Since the S&P 500 hit its high for 2011 on April 29 to August 10, 2011, $3.3 trillion invested in the U.S. stock market has been wiped out. The value of American stocks owned fell from $16.82 trillion to $13.57 trillion—19.3 percent. See Chart. That is more than the Gross Domestic  Product–the value of all of the goods and services produced in a country—in 2010 of Canada ($1.3 trillion), the U.K. ($2.2 trillion), or Germany (3.1 trillion).

While we may not know precisely for some time what triggered this decline in value from the April 29th high, rapidly growing government debt of the last few years certainly played a central role.  European economies share this fault with the U.S. Their stock markets lurch downward daily like ours with each new debt crisis in Greece, Italy, or some other European Union member country. Like us, they spent beyond their means and are now in terrible financial shape.
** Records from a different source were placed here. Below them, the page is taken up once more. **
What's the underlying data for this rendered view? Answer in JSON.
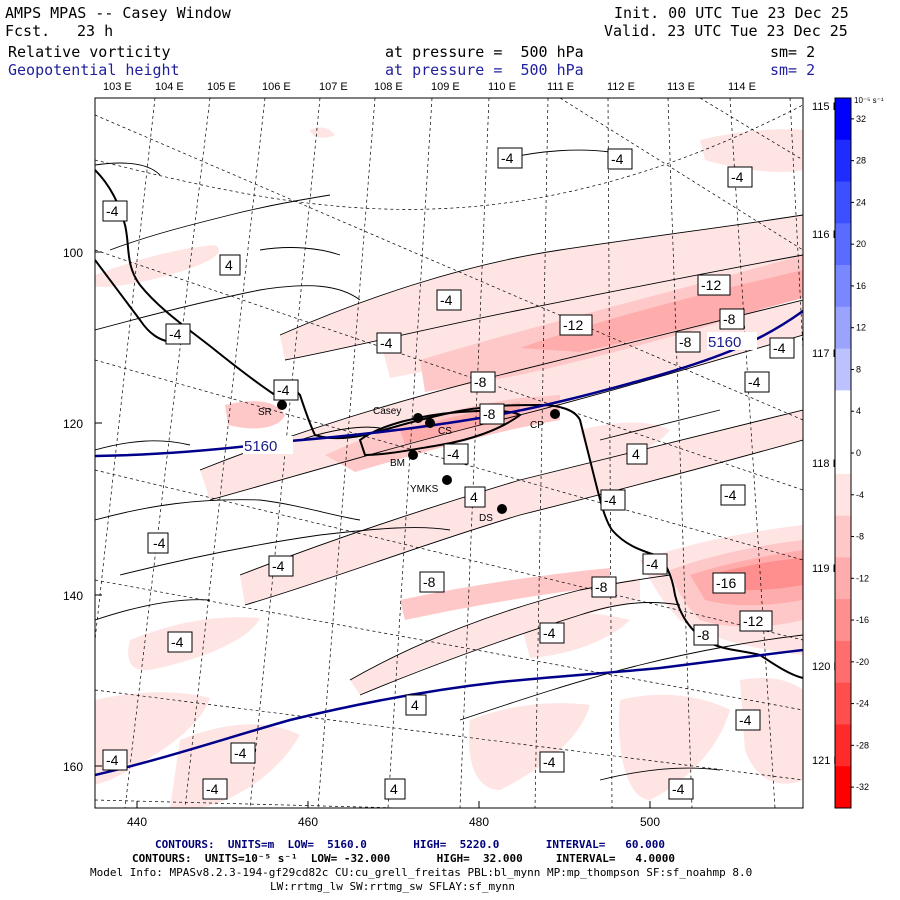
{
  "header": {
    "title": "AMPS MPAS -- Casey Window",
    "fcst_label": "Fcst.",
    "fcst_value": "23 h",
    "init": "Init. 00 UTC Tue 23 Dec 25",
    "valid": "Valid. 23 UTC Tue 23 Dec 25",
    "field1": {
      "name": "Relative vorticity",
      "level": "at pressure =  500 hPa",
      "smooth": "sm= 2"
    },
    "field2": {
      "name": "Geopotential height",
      "level": "at pressure =  500 hPa",
      "smooth": "sm= 2"
    }
  },
  "axes": {
    "top_lon_labels": [
      "103 E",
      "104 E",
      "105 E",
      "106 E",
      "107 E",
      "108 E",
      "109 E",
      "110 E",
      "111 E",
      "112 E",
      "113 E",
      "114 E"
    ],
    "right_lon_labels": [
      "115 E",
      "116 E",
      "117 E",
      "118 E",
      "119 E",
      "120 E",
      "121 E"
    ],
    "x_ticks": [
      "440",
      "460",
      "480",
      "500"
    ],
    "y_ticks": [
      "100",
      "120",
      "140",
      "160"
    ]
  },
  "colorbar": {
    "unit_label": "10⁻⁵ s⁻¹",
    "ticks": [
      "32",
      "28",
      "24",
      "20",
      "16",
      "12",
      "8",
      "4",
      "0",
      "-4",
      "-8",
      "-12",
      "-16",
      "-20",
      "-24",
      "-28",
      "-32"
    ],
    "colors": [
      "#0000ff",
      "#1e2cff",
      "#3c50ff",
      "#5a6cff",
      "#7a88ff",
      "#9aa4ff",
      "#bcc2ff",
      "#ffffff",
      "#ffffff",
      "#ffe4e4",
      "#ffc8c8",
      "#ffacac",
      "#ff8e8e",
      "#ff6e6e",
      "#ff4e4e",
      "#ff2a2a",
      "#ff0000"
    ]
  },
  "stations": [
    {
      "label": "SR"
    },
    {
      "label": "Casey"
    },
    {
      "label": "CS"
    },
    {
      "label": "CP"
    },
    {
      "label": "BM"
    },
    {
      "label": "YMKS"
    },
    {
      "label": "DS"
    }
  ],
  "height_contour_label": "5160",
  "vort_labels": [
    "-4",
    "-4",
    "-4",
    "-4",
    "4",
    "-4",
    "-4",
    "-4",
    "-8",
    "-8",
    "-12",
    "-12",
    "-8",
    "-8",
    "-4",
    "-4",
    "-4",
    "-4",
    "4",
    "-4",
    "-4",
    "4",
    "-4",
    "-8",
    "-8",
    "-4",
    "-16",
    "-12",
    "-8",
    "-4",
    "-4",
    "-4",
    "-4",
    "-4",
    "-4",
    "4",
    "-4",
    "-4",
    "4",
    "-4"
  ],
  "footer": {
    "line1": "CONTOURS:  UNITS=m  LOW=  5160.0       HIGH=  5220.0       INTERVAL=   60.000",
    "line2": "CONTOURS:  UNITS=10⁻⁵ s⁻¹  LOW= -32.000       HIGH=  32.000     INTERVAL=   4.0000",
    "line3": "Model Info: MPASv8.2.3-194-gf29cd82c CU:cu_grell_freitas PBL:bl_mynn MP:mp_thompson SF:sf_noahmp 8.0",
    "line4": "LW:rrtmg_lw SW:rrtmg_sw SFLAY:sf_mynn"
  }
}
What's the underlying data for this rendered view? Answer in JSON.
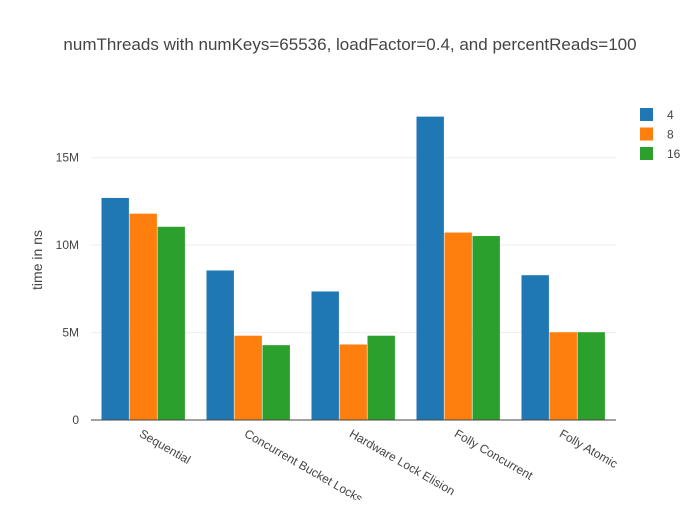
{
  "chart_data": {
    "type": "bar",
    "title": "numThreads with numKeys=65536, loadFactor=0.4, and percentReads=100",
    "xlabel": "",
    "ylabel": "time in ns",
    "categories": [
      "Sequential",
      "Concurrent Bucket Locks",
      "Hardware Lock Elision",
      "Folly Concurrent",
      "Folly Atomic"
    ],
    "series": [
      {
        "name": "4",
        "color": "#1f77b4",
        "values": [
          12700000,
          8550000,
          7350000,
          17350000,
          8280000
        ]
      },
      {
        "name": "8",
        "color": "#ff7f0e",
        "values": [
          11800000,
          4820000,
          4320000,
          10720000,
          5020000
        ]
      },
      {
        "name": "16",
        "color": "#2ca02c",
        "values": [
          11050000,
          4280000,
          4820000,
          10520000,
          5020000
        ]
      }
    ],
    "ylim": [
      0,
      18300000
    ],
    "yticks": [
      {
        "value": 0,
        "label": "0"
      },
      {
        "value": 5000000,
        "label": "5M"
      },
      {
        "value": 10000000,
        "label": "10M"
      },
      {
        "value": 15000000,
        "label": "15M"
      }
    ],
    "grid": true,
    "legend_position": "top-right",
    "x_tick_rotation": "30deg"
  }
}
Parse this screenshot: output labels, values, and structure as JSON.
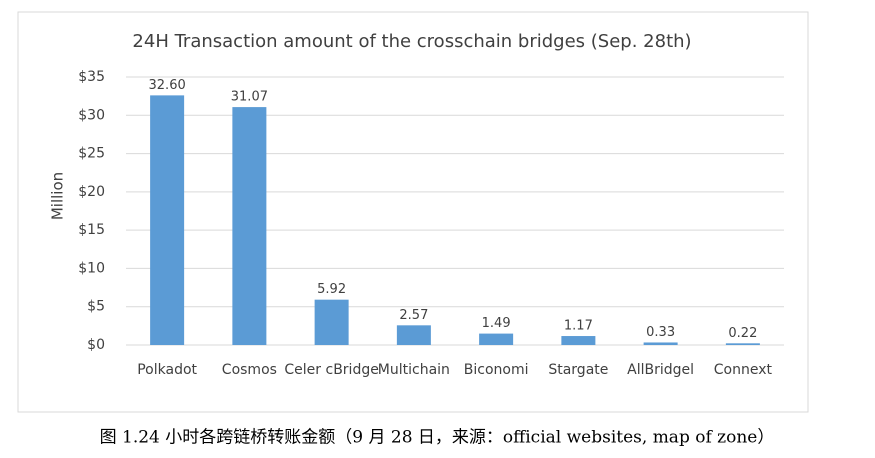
{
  "chart_data": {
    "type": "bar",
    "title": "24H Transaction amount of the crosschain bridges (Sep. 28th)",
    "y_label": "Million",
    "categories": [
      "Polkadot",
      "Cosmos",
      "Celer cBridge",
      "Multichain",
      "Biconomi",
      "Stargate",
      "AllBridgel",
      "Connext"
    ],
    "values": [
      32.6,
      31.07,
      5.92,
      2.57,
      1.49,
      1.17,
      0.33,
      0.22
    ],
    "value_labels": [
      "32.60",
      "31.07",
      "5.92",
      "2.57",
      "1.49",
      "1.17",
      "0.33",
      "0.22"
    ],
    "color": "#5b9bd5",
    "ylim": [
      0,
      35
    ],
    "yticks": [
      {
        "value": 0,
        "label": "$0"
      },
      {
        "value": 5,
        "label": "$5"
      },
      {
        "value": 10,
        "label": "$10"
      },
      {
        "value": 15,
        "label": "$15"
      },
      {
        "value": 20,
        "label": "$20"
      },
      {
        "value": 25,
        "label": "$25"
      },
      {
        "value": 30,
        "label": "$30"
      },
      {
        "value": 35,
        "label": "$35"
      }
    ],
    "grid": true,
    "caption": "图 1.24 小时各跨链桥转账金额（9 月 28 日，来源：official websites, map of zone）"
  }
}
A country can only spend more than it takes in for so long. That is why the ratings agencies put the U.S. government on warning April 18, 2011, days before the market began to fall.  Many saw the day of reckoning on its way.

When Standard and Poors downgraded the credit rating of the United States government’s sovereign debt on August 5 after the stock exchanges closed, the markets capitulated the following Monday as the reality of our fiscal foolishness finally struck home for all investors. They needed a ratings agency to spell it out for them and take action. If the government wasn’t overburdened with debt and deficit spending, and wasn’t constantly meddling in areas it does not belong, the stock market would be flying right now. The list of bad government policies that harm businesses–such as the 35 percent U.S. corporate tax rate, expensive to follow Sarbanes-Oxley laws, and the power hungry Environmental Protection Agency’s unneeded regulations–is long. Imagine what the markets would do if they weren’t overburdened by the threat of government short circuiting and coming to the American taxpayer and American businesses for a bailout, and if companies could invest in their futures without so much interference from the nanny state.

It is time for the government to face the music. Hearing “Markets will rise and fall, but this is the United States of America,” as President Obama mentioned as the Dow Jones Industrial Average tanked 634 points August 7th, is of no condolence to the millions of Americans who’s investment accounts have shriveled to the tune of 19.3 percent.